Ein anderer bedeutsamer Schritt ist bereits vollzogen. Nach langen Verhandlungen legte die Stadtverwaltung die Bauherrenschaft mittlerweile in die Hände des Marionetten-Theaters. Das ermöglicht Anton Bachleitner und seinem Team eigenständige Planungen. Eine überlebenswichtige Strategie. Ein Privatunternehmen, so heißt es, könne einen derart umfangreichen Bau in der Pandemiekrise besser stemmen als die städtischen Behörden.

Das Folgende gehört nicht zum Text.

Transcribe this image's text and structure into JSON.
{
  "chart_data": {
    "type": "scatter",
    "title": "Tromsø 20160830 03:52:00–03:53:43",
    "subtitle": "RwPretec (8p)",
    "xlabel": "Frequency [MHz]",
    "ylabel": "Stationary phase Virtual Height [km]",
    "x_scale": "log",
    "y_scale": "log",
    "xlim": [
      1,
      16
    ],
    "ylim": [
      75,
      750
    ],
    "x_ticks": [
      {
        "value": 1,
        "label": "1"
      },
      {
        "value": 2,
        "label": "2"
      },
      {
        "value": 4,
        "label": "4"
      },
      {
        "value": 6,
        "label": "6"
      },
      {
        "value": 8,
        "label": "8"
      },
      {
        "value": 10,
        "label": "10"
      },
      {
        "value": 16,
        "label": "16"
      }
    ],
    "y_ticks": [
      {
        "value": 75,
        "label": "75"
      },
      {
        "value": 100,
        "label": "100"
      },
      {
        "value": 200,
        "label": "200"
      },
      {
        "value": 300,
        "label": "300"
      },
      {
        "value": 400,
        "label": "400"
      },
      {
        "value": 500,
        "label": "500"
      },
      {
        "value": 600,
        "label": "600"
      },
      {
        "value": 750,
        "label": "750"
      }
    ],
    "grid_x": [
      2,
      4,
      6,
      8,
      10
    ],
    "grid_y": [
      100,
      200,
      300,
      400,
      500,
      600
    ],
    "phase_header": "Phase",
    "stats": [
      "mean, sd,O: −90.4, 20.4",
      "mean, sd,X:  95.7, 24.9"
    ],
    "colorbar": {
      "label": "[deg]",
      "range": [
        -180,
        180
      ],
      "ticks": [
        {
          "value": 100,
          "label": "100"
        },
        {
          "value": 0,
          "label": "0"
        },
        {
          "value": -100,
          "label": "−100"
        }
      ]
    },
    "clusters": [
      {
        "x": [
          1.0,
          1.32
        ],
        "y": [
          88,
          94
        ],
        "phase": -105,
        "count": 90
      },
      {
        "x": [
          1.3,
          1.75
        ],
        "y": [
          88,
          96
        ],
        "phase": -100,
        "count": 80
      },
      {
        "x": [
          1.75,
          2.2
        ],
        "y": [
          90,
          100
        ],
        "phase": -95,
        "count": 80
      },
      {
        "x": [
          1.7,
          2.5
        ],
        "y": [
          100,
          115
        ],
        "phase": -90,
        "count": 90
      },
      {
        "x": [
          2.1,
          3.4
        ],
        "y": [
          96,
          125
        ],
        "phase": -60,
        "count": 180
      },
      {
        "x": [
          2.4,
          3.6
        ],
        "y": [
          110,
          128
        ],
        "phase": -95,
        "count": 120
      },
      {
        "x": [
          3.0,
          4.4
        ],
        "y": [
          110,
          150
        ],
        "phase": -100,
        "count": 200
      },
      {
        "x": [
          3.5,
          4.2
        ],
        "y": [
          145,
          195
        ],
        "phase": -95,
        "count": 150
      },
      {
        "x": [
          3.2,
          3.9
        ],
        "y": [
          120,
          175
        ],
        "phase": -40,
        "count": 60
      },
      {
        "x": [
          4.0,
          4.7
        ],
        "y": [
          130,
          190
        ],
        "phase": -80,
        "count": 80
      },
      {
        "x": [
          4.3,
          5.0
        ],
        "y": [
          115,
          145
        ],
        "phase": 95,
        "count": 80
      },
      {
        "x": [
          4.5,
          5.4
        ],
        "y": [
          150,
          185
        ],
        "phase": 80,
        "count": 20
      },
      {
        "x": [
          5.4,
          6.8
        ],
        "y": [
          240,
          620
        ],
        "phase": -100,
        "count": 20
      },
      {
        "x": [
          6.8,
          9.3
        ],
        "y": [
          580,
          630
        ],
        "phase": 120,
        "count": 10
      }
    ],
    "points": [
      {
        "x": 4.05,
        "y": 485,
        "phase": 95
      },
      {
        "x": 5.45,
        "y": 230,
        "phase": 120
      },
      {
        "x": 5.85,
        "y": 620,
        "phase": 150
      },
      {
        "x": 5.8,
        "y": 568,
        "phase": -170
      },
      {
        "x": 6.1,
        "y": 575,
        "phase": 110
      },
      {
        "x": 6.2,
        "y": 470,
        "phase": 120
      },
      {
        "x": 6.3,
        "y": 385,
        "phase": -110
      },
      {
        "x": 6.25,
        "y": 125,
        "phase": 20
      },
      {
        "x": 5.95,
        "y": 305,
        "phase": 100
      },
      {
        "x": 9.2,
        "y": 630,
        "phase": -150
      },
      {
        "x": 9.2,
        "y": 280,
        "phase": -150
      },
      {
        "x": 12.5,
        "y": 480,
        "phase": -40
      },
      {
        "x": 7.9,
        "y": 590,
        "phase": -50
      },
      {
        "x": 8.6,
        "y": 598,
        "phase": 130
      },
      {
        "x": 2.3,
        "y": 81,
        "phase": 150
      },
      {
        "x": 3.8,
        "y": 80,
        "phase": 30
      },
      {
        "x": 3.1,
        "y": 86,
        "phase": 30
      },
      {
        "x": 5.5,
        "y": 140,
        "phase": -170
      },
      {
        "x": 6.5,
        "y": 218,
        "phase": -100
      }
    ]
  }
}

Der Theaterchef ist erleichtert, die neue Handlungsfreiheit hat er gut genutzt. Inzwischen sind die Vorbereitungen angelaufen. Architekt Ingo Höhn wurde mit der Bauleitung beauftragt, diverse Fachabteilungen haben mit der Planung begonnen. Neben den dringlichsten Anforderungen für einen Neustart sollen gleichzeitig noch weitere Renovierungsmaßnahmen im Saal durchgeführt werden, "damit wir in den kommenden Jahren unsere Ruhe haben".

In den Sommermonaten, so hofft Bachleitner, werde der Umbau dann zügig vorangehen. Allerdings könne nicht mit einer Aufnahme des Spielbetriebs vor Ende des Jahres gerechnet werden. Womit sich neue Probleme auftun: Was wird während dieser Zeit aus dem Theater, wenn es gänzlich ohne Einnahmen bleibt? Auch die personelle Struktur ist fragil. "Wir sind schon auf die Hälfte unserer Mitarbeiter geschrumpft", sagt Anton Bachleitner.

So selig er auch ist über das viele Geld durch die Spenden, ganz über den Berg ist sein Theater damit nicht, noch immer hängt es am seidenen Faden. Deshalb hat er vorsorglich einen Antrag auf Unterstützung beim Kulturausschuss eingereicht. Noch einmal wendet er sich dennoch an die Düsseldorfer. "Ich wage es kaum zu sagen, weil wir von ihnen schon so großzügig bedacht wurden. Aber wir sind dankbar für jede weitere Spende."